Concluding, it is plainly obvious that what Marx is suggesting is that the Western world get rid of their economic system, one whose central characteristics are the ownership of private property and whose rates (prices) of exchange are determined by market forces, i.e. a natural law based system. What he suggests the Western world should put in place is a system with collective ownership rights of property and centrally planned market for exchange rates, production and consumption, i.e. some variant of communism.

This above description of what Marx is suggesting is further confirmed by the fact that Marx’s “common good” is in fact is a “collective good” , the definition of which is; “though possessed by all as a group, is not really participated in by the members of a group. It is actually divided up into several private goods when apportioned to the different individual members”.

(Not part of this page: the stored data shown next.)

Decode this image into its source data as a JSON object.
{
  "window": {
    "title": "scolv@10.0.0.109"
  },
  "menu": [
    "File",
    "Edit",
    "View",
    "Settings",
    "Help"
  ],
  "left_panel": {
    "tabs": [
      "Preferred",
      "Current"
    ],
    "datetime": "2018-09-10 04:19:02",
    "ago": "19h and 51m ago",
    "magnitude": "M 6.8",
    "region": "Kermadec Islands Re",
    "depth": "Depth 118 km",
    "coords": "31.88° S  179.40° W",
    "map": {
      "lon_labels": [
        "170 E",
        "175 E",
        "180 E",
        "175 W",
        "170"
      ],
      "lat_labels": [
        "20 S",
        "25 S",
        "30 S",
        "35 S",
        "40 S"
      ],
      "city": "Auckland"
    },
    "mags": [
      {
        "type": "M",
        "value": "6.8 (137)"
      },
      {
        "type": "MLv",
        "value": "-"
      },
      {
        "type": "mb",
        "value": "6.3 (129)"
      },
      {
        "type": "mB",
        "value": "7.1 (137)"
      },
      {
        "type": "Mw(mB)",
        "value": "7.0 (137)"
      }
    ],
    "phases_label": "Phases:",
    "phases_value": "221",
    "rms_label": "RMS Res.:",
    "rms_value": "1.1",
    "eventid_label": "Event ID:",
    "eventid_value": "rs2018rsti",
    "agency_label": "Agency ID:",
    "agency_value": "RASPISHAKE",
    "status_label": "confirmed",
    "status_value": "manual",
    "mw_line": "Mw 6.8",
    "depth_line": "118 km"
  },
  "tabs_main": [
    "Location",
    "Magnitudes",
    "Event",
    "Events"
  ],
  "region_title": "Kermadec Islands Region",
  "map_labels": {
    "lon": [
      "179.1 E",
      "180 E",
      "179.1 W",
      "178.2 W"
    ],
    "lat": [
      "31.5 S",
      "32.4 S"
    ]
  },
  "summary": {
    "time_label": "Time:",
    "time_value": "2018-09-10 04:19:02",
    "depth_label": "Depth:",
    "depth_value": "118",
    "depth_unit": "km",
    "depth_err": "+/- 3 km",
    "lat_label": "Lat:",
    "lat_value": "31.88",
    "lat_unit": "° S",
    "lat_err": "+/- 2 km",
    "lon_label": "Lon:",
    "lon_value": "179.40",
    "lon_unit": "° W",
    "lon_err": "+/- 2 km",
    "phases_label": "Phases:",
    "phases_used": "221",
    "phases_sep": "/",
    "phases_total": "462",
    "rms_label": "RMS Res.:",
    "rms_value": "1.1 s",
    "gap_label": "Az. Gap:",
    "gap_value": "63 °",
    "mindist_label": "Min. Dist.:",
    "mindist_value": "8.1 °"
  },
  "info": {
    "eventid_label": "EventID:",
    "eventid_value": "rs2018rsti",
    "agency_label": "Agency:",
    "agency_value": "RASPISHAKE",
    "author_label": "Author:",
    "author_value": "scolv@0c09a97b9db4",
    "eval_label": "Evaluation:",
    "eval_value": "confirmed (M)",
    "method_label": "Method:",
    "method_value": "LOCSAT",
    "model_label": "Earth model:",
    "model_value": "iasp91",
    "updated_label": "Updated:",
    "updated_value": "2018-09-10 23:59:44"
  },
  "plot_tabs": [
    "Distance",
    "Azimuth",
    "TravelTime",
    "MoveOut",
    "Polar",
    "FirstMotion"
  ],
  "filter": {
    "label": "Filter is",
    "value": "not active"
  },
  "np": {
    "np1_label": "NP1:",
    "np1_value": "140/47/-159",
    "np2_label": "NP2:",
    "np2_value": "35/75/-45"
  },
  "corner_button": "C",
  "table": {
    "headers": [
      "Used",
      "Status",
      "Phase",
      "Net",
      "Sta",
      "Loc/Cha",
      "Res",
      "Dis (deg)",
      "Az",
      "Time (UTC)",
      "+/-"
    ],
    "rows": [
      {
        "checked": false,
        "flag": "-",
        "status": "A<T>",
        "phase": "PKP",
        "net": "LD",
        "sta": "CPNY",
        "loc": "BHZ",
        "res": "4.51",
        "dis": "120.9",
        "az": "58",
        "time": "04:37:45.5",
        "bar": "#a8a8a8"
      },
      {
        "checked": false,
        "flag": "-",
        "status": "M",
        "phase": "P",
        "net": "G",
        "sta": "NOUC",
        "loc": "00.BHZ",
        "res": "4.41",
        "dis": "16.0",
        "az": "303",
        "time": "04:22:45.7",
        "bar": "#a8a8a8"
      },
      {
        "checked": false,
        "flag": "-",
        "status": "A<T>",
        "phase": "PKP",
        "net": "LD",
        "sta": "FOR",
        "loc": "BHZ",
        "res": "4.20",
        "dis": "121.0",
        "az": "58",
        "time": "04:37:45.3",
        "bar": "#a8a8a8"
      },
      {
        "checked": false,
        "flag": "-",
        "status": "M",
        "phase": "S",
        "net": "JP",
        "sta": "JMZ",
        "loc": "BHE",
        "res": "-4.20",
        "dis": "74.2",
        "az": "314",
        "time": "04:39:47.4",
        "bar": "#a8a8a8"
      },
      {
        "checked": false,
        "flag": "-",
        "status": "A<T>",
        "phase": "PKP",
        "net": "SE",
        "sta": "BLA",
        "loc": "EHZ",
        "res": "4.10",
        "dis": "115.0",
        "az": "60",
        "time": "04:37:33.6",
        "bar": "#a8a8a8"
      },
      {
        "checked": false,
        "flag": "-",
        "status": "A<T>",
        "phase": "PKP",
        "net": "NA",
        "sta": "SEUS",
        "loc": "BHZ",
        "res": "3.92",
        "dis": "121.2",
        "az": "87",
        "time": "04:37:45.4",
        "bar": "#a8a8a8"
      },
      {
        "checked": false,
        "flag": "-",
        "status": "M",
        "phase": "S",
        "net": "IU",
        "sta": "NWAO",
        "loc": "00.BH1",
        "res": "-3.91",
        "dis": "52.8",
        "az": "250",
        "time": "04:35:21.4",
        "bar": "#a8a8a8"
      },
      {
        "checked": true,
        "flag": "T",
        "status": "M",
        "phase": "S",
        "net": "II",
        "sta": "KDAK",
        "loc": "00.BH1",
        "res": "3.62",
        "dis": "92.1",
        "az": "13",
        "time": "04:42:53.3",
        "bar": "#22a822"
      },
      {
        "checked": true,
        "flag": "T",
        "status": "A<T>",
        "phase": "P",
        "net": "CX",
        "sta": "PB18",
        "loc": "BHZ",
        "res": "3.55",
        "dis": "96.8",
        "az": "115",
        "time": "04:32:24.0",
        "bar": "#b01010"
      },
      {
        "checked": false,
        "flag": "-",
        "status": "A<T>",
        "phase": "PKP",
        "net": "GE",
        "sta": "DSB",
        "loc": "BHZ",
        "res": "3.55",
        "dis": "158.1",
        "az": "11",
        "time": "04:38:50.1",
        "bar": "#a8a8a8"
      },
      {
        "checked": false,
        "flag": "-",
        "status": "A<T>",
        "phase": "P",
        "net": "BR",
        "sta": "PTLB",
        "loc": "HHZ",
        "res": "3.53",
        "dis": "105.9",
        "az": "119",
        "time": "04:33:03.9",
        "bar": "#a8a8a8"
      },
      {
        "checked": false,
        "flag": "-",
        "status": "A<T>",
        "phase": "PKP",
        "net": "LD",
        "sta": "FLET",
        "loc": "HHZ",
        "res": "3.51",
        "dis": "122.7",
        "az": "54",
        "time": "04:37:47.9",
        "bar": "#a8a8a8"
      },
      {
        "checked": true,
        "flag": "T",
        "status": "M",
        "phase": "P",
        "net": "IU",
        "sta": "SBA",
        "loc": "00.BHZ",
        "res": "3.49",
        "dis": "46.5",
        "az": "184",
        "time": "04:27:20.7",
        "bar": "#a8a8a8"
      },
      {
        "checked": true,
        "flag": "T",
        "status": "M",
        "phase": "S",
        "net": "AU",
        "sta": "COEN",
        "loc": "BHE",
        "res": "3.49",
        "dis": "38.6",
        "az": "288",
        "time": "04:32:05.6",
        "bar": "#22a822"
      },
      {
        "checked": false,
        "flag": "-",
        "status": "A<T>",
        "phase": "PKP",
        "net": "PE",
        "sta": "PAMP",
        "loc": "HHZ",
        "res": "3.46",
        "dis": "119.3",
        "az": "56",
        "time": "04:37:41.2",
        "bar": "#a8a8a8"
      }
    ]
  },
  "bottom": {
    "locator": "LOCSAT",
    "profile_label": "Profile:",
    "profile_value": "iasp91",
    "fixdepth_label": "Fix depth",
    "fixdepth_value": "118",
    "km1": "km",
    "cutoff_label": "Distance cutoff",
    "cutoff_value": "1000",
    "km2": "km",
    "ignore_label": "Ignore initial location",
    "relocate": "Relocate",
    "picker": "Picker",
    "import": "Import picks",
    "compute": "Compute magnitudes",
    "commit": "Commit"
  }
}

And Christian Communism fits perfectly with what Marx’s defines as the central tenets of his “collective good”. Just to remind you dear reader, these are: “problems that affect whole world” (globalization), “common good” (redistribution of wealth), “climate change” (more government regulations on a global scale) and “human rights” (international legal structures). And all of them can be “sold, transferred or removed”. A simple government decree will do the trick.

Given the above, it is plain to see that Marx is your typical leftist ideologue. What he is trying to do is promote a “collectivist” ideology using pseudo-sacral homo-poetic rhetoric since he cannot tell the audience what it is he really thinks and what his true agenda is. He has the same problem as any other leftist ideologue, and that is that his ideology is not rational (reason based) and its tenets are for the most part contradictory to natural law. But since he is an ideologue, by definition he is an “often blindly partisan advocate or adherent of a particular ideology” and an impractical idealist.

But if you are living on the Kirchensteuer payer’s dime, results really aren’t an issue.